While a 4th Circuit panel considers the challenge to Forsyth County, NC's practice of opening council meetings with sectarian prayer, one of the issues they will be pondering is whether an open policy with no oversight really does lead in practice to invocations that are offensive and undermine religious liberty principles. One of the 3 judges in particular seemed skeptical that one rude minister, offering one troubling prayer, should invalidate an entire policy.
I wonder if he will hear news of what happened in Minnesota on Friday, when a controversial minister opened the state house's session with an invocation that left representatives from both parties scrambling to apologize . House Republicans spent an hour trying to figure out how to proceed, ultimately offering up a re-do, with a chaplain willing to say a more appropriately inclusive prayer.
Salon has video of the prayer and reports on some of the immediate fallout:
The Republican Speaker of the House, Kurt Zellers, was quick to denounce [Bradlee] Dean's remarks, telling his House colleagues: "Members, I can only ask for your forgiveness. That type of person will never ever be allowed on this House floor again as long as I have the honor of serving as speaker.”
How is he going to keep that promise? At least in this case, it is already the policy of the Minnesota House that invocations be non-sectarian, a rule that Dean purposely and directly violated.
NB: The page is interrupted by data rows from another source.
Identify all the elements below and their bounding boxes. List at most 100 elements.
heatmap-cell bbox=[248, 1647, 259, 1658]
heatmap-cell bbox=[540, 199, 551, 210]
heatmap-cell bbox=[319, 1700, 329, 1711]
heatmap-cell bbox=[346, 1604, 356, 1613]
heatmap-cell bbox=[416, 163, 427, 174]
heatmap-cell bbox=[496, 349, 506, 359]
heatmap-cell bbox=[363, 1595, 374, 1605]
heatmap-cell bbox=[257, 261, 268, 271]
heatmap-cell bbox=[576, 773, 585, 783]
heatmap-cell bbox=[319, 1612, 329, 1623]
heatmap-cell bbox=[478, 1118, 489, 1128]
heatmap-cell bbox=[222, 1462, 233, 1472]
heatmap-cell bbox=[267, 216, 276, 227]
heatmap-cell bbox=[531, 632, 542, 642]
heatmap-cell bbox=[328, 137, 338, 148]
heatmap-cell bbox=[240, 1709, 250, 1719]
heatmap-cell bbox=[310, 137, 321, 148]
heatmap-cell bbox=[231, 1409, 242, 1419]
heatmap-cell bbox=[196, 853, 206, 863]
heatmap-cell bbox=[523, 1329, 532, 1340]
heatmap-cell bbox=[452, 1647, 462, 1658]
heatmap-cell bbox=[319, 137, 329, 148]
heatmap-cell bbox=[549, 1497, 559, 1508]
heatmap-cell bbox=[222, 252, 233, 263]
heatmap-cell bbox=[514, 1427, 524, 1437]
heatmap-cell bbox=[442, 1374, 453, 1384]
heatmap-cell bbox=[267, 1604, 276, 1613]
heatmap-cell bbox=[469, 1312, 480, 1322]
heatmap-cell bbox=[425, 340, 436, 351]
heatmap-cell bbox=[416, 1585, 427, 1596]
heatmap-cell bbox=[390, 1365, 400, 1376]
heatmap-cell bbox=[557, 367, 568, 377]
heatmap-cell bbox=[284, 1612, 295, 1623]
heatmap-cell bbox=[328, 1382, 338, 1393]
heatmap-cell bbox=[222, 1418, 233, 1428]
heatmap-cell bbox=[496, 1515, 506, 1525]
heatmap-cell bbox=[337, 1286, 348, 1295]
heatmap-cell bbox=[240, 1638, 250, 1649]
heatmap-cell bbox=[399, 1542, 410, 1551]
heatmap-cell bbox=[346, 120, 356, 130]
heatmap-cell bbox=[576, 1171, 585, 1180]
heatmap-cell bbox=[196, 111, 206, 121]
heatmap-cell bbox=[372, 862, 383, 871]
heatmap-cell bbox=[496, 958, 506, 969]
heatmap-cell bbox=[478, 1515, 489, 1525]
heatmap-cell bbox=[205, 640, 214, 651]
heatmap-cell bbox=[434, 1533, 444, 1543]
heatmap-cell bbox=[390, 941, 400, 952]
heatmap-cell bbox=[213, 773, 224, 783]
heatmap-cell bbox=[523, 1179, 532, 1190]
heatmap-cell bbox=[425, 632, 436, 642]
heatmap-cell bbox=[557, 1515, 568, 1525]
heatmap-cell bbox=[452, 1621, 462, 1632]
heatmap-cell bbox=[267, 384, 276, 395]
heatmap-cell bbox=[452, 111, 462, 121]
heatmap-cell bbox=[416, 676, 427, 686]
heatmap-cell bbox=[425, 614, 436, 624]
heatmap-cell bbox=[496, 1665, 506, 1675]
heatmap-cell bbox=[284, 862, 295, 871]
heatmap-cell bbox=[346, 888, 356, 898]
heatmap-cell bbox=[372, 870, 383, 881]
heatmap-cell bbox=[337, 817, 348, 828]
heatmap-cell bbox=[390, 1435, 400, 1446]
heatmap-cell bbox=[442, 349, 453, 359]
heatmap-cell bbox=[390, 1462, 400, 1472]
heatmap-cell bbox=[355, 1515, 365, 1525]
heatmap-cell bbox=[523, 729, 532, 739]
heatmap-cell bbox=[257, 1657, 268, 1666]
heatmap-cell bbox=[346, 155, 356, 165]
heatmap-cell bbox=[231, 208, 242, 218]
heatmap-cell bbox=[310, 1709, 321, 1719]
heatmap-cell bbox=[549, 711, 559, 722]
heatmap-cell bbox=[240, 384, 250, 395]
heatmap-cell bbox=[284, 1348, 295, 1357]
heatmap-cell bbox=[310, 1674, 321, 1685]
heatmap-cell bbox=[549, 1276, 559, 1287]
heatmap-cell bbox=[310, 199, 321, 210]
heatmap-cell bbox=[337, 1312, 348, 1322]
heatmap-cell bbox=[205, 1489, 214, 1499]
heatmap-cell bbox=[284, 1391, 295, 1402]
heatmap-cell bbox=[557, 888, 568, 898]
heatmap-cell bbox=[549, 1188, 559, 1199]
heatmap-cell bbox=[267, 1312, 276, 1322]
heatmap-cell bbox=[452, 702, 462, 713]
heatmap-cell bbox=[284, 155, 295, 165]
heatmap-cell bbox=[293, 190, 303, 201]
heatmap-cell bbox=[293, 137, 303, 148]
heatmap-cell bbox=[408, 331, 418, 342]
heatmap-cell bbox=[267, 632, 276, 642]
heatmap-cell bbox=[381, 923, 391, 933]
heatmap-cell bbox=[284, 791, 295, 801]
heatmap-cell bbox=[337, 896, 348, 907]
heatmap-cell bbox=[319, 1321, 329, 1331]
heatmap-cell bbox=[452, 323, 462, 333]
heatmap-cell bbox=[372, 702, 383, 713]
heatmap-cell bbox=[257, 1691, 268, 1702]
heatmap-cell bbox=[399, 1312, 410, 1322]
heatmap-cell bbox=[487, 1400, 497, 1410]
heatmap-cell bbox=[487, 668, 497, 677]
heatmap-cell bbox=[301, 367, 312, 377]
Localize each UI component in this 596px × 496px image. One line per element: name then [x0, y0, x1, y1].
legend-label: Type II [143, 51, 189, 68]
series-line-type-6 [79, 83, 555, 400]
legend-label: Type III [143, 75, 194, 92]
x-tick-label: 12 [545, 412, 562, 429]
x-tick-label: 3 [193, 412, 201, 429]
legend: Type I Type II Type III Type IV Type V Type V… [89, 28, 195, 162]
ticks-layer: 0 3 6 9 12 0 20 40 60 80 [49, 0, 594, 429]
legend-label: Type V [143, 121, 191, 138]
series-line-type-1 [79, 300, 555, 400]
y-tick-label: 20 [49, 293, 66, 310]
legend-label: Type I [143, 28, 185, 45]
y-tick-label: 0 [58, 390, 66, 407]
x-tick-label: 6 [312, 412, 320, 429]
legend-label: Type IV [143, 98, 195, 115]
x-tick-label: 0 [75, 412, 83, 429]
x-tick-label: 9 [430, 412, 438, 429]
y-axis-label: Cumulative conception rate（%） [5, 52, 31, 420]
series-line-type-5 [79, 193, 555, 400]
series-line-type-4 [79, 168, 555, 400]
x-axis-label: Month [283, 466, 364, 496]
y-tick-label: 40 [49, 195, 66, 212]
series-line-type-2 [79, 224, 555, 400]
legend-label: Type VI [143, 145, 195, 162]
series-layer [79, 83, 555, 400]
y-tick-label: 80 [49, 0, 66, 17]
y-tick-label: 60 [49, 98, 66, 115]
Wouldn't a policy that actively encourages specific faiths to be uplifted offer even more problems?
Better, and safer still, would be an approach that ends the practice of government prayer altogether. Just because it's legislative prayer is constitutional under certain circumstances doesn't mean it's a good idea. Let's allow ministers to pray as exclusively as they want, but not give them the government's podium and microphone to stand behind while they do it.